When I asked the girls where they would travel if they could go anywhere in the world, three of them replied New York City. They had a little twinkle in their eye when they said it and looked off almost dreamingly, I swear! I asked them why New York City and none could really give a response. It was so cool because it hit me then that New York City to them is like Paris or Rome to me. I don't necessarily know why I dream of visiting there, but there is a little part of me that fantasizes about this unknown life in Europe!
I am so excited to be working at the San Rafael. I feel lucky that for a few hours every weekend I get a chance to dive into the heart of Spanish culture, their schools. Additionally, as it seems so far, my main role is be leading conversations with students in small groups to get their practical language skills down.
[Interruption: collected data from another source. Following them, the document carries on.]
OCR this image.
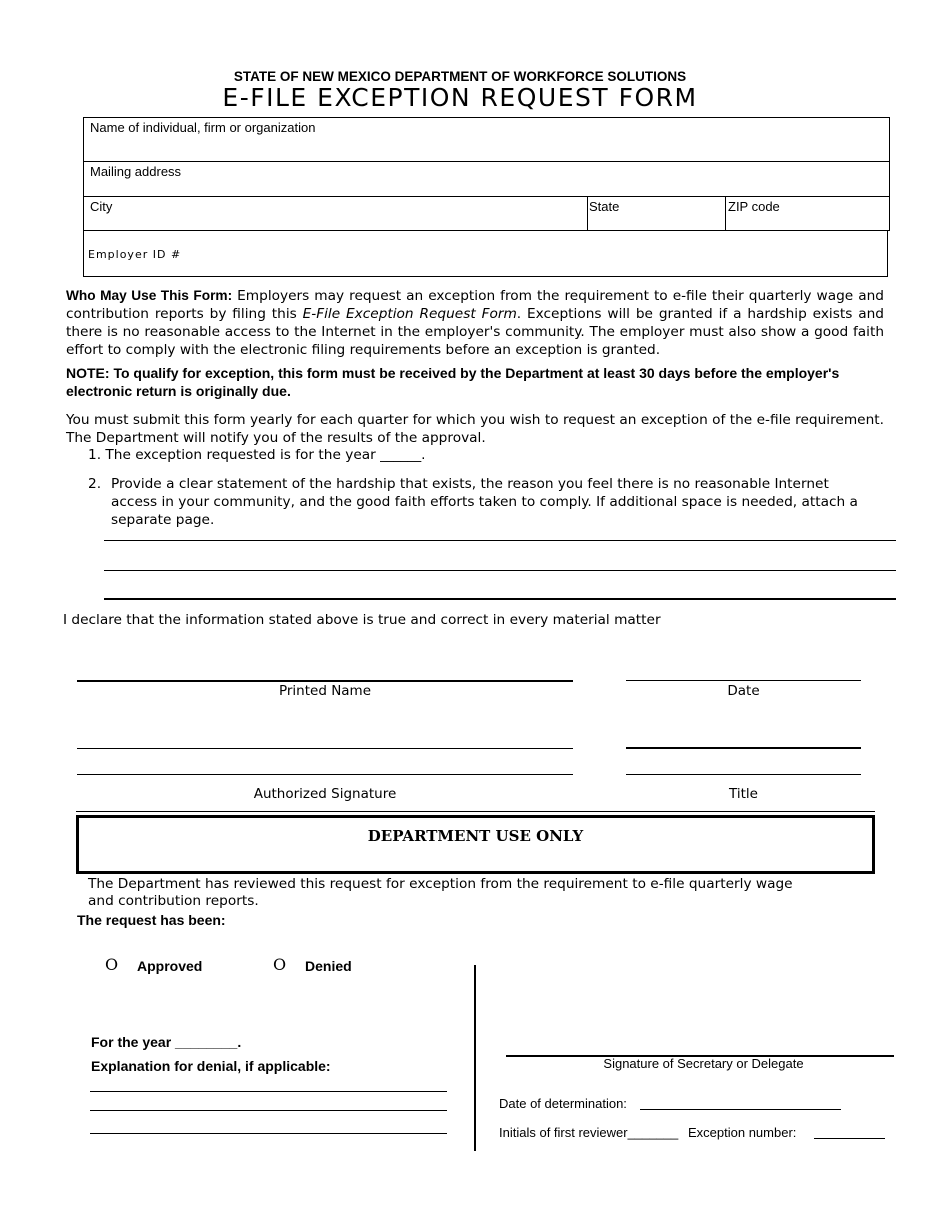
STATE OF NEW MEXICO DEPARTMENT OF WORKFORCE SOLUTIONS
E-FILE EXCEPTION REQUEST FORM
Name of individual, firm or organization
Mailing address
City	State	ZIP code
Employer ID #
Who May Use This Form: Employers may request an exception from the requirement to e-file their quarterly wage and contribution reports by filing this E-File Exception Request Form. Exceptions will be granted if a hardship exists and there is no reasonable access to the Internet in the employer's community. The employer must also show a good faith effort to comply with the electronic filing requirements before an exception is granted.
NOTE: To qualify for exception, this form must be received by the Department at least 30 days before the employer's electronic return is originally due.
You must submit this form yearly for each quarter for which you wish to request an exception of the e-file requirement. The Department will notify you of the results of the approval.
1. The exception requested is for the year ______.
2. Provide a clear statement of the hardship that exists, the reason you feel there is no reasonable Internet access in your community, and the good faith efforts taken to comply. If additional space is needed, attach a separate page.
I declare that the information stated above is true and correct in every material matter
Printed Name	Date
Authorized Signature	Title
DEPARTMENT USE ONLY
The Department has reviewed this request for exception from the requirement to e-file quarterly wage and contribution reports.
The request has been:
O Approved	O Denied
For the year ________.
Explanation for denial, if applicable:	Signature of Secretary or Delegate
Date of determination:
Initials of first reviewer_______ Exception number:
This basically means that I just get to talk to Madrid natives for a couple hours every Friday, I'll take that! It's also really cool I am coming to Madrid this semester and getting the opportunity to work in a school. One of the teachers told me that there are a lot of major changes going on in the school system currently, and that in the near future school choice will be an option for every student in Madrid. This teacher mentioned how it will be interesting to see the impacts of this play out and I certainly agree! The particular school I work at is sort of like an American charter school. It is publicly funded and privately run; it is also a Catholic school. Every student at this school has chosen to be there which I believe definitely adds to the schools community (as I am sure I will find out in future weeks!)